Croissance du PIB/hab contre recul de la pauvreté
Comment lire ce graphique
L'axe horizontal donne la croissance annuelle moyenne du PIB par habitant (en dollars constants, corrigés de l'inflation) sur la fenêtre choisie. L'axe vertical donne le recul du taux de pauvreté sur la même fenêtre : vers le haut, la pauvreté a diminué ; vers le bas, elle a augmenté. Les points de départ et d'arrivée de la pauvreté sont appariés à l'enquête ménage la plus proche (± 3 ans).
Le filtre « pauvreté de départ ≥ 5 % » écarte les pays déjà quasiment sans pauvreté au seuil considéré (surtout les pays riches au seuil extrême) : sans marge de recul possible, ils écraseraient la relation autour de zéro. Le décochez pour voir tous les pays.
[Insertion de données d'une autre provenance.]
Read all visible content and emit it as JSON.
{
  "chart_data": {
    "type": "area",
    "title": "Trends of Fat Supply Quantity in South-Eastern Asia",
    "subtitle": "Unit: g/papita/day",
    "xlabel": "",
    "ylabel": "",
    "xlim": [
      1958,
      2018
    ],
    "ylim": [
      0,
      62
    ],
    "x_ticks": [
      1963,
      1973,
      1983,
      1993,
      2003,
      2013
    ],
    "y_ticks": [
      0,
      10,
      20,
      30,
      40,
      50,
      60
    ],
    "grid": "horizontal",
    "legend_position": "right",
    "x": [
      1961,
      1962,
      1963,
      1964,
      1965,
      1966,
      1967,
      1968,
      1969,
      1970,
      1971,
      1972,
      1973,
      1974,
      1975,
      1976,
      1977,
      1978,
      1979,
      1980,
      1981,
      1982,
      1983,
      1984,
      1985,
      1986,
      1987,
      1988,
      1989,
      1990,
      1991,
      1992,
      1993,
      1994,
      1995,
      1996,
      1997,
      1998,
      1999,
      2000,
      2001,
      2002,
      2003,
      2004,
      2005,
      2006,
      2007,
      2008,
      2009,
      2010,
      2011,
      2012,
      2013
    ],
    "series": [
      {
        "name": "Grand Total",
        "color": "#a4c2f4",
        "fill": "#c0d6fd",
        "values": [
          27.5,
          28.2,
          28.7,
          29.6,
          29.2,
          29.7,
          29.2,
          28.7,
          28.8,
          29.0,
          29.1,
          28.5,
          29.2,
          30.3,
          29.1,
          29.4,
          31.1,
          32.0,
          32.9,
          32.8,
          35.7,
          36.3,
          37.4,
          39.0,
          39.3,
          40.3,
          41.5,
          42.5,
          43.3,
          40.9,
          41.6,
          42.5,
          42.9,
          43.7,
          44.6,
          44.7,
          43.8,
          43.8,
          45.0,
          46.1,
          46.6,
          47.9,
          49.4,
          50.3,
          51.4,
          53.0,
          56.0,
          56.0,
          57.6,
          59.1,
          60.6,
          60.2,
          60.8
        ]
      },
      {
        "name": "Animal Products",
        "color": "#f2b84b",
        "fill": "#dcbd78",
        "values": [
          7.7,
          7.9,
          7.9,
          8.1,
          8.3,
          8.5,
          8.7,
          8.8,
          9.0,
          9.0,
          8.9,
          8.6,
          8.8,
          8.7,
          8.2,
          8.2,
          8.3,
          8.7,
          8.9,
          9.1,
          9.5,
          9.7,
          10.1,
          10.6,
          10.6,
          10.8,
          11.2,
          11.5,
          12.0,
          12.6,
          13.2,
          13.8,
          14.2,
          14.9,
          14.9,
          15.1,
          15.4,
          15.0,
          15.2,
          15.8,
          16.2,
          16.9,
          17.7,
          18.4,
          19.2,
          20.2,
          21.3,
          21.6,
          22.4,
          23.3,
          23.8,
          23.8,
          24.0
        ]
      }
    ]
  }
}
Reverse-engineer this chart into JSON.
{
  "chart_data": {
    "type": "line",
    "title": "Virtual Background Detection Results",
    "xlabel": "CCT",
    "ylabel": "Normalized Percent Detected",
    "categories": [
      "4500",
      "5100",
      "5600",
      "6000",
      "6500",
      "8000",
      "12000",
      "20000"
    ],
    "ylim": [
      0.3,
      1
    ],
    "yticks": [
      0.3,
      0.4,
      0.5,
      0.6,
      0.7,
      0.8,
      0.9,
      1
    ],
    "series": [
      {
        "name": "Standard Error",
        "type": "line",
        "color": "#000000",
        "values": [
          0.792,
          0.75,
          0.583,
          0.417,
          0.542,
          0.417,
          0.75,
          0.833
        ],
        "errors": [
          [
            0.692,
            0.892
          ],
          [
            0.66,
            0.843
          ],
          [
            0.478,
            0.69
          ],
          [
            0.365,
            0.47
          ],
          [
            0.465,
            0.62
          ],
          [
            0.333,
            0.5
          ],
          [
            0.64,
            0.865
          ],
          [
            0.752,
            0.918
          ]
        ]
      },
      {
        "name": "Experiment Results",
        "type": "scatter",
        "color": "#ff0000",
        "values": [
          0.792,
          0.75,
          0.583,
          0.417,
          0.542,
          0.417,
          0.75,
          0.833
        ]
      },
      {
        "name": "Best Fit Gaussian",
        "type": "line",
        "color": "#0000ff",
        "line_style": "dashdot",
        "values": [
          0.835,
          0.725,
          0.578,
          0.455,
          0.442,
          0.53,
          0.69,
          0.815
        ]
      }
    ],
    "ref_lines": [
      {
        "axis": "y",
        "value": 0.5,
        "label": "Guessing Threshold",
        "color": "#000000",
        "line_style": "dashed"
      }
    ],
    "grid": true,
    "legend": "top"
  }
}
Ce constat ne dit pas que la croissance suffit — la redistribution, les inégalités de départ et la nature de la croissance comptent. Il dit que, dans les faits, croissance et recul de la pauvreté vont massivement de pair. C'est le cœur du consensus Dollar & Kraay / Ravallion : en moyenne, la croissance profite aux pauvres à peu près proportionnellement.